Theater wird an vielen Schulen im Kreis Limburg-Weilburg gespielt - so auch in der Marienschule. Ich bin selbst Mitglied in der AG und habe mich einmal umgehört, warum meine Schauspielkollegen überhaupt Theater spielen und was das für sie mit einem guten Leben zu tun hat.

Theater AG Junge Zeitung 2019
„Theater spielen kann sehr viel bewirken“, sagt Cara Basquitt. Sie ist Theaterpädagogin und leitet die AG an der Marienschule in Limburg. „Die theaterpädagogischen Methoden und das Präsentieren auf der Bühne stärken das Selbstbewusstsein und durch das Schlüpfen in unterschiedliche Rollen lernen die Jugendlichen verschiedene Meinungen und Haltungen kennen und stärken dabei gleichzeitig ihre Empathie-Fähigkeit“, erklärt sie weiter.

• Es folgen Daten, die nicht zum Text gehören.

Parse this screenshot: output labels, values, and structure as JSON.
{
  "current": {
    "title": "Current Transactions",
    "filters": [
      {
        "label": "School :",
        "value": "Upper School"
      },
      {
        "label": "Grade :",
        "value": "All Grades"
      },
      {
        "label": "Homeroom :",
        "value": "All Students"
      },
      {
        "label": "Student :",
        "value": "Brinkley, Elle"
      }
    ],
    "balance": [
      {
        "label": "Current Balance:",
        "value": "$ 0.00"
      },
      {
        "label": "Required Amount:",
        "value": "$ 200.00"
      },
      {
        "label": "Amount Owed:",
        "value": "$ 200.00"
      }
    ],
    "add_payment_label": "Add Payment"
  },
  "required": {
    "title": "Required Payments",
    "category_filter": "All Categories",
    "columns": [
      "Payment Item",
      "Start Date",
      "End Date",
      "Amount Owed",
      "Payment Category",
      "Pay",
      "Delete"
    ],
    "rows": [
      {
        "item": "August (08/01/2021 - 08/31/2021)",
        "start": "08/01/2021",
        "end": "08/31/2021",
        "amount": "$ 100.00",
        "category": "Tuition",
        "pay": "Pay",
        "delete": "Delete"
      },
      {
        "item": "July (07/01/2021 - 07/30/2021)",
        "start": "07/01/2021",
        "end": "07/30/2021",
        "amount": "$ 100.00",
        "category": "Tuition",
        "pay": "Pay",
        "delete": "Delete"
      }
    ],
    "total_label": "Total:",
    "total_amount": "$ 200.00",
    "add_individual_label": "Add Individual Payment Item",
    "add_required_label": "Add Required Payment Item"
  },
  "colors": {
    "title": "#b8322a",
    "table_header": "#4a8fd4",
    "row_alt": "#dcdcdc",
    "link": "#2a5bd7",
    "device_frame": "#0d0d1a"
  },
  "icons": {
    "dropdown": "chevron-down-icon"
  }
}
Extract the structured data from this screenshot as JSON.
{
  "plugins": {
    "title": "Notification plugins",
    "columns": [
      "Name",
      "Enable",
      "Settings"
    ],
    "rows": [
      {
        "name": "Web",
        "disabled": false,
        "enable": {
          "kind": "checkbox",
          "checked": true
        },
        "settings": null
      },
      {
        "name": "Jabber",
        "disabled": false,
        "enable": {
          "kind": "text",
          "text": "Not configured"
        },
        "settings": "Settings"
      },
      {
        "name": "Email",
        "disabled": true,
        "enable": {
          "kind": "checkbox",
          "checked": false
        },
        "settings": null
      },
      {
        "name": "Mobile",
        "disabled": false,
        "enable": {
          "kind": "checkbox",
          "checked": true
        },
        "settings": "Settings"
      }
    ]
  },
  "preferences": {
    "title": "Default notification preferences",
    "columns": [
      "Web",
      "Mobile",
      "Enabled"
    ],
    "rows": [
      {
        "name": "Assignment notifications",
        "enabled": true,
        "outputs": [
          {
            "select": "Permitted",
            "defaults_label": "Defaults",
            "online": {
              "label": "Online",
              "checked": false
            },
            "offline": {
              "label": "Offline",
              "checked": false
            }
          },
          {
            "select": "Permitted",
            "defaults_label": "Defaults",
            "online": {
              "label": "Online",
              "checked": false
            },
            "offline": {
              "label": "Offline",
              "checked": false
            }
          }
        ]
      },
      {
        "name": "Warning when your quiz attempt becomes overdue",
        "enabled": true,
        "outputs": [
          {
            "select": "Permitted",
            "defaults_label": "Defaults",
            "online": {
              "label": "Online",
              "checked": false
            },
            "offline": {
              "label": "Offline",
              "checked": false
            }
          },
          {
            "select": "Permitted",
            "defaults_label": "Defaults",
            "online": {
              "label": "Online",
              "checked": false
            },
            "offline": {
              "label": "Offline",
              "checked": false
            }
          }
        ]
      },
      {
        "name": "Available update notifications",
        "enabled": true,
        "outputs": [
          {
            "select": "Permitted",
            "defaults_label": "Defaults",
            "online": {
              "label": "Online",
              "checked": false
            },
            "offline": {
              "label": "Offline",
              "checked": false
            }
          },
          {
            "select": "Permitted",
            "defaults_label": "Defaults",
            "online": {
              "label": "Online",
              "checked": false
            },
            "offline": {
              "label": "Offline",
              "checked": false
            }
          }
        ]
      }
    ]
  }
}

Und genau das merken auch wir Schüler auf der Bühne. Beim Theaterspielen muss man oft aus seiner Komfortzone herauskommen und Dinge tun, die man sich sonst nie trauen würde. Aber gerade das macht so viel Spaß dabei. Man kann seine Fantasie ausleben und seine Rollen selbst gestalten. Dabei muss man sich genau in seine Rolle hinein versetzen. Wie würde der jeweilige Charakter sprechen? Wie würde er auf der Bühne agieren?

Auch das Arbeiten mit den Stücken bereitet viel Freude. Gerade zu klassischen Stücken oder Büchern bekommt man einen ganz anderen Zugang geboten durch das Theater. Im Sommer 2017 zum Beispiel spielten wir die Odyssee und im Jahr davor ein Stück über das Tagebuch der Anne Frank. Anders als im Deutschunterricht hatten wir unglaublich viel Zeit, uns in die Personen hinter der Geschichte hineinzuversetzen und die historischen Zusammenhänge zu verstehen. Man setzt sich so auch oft mit Gesellschaftskritik auseinander und kann die verschiedenen Perspektiven auf das Geschehen differenzierter sehen.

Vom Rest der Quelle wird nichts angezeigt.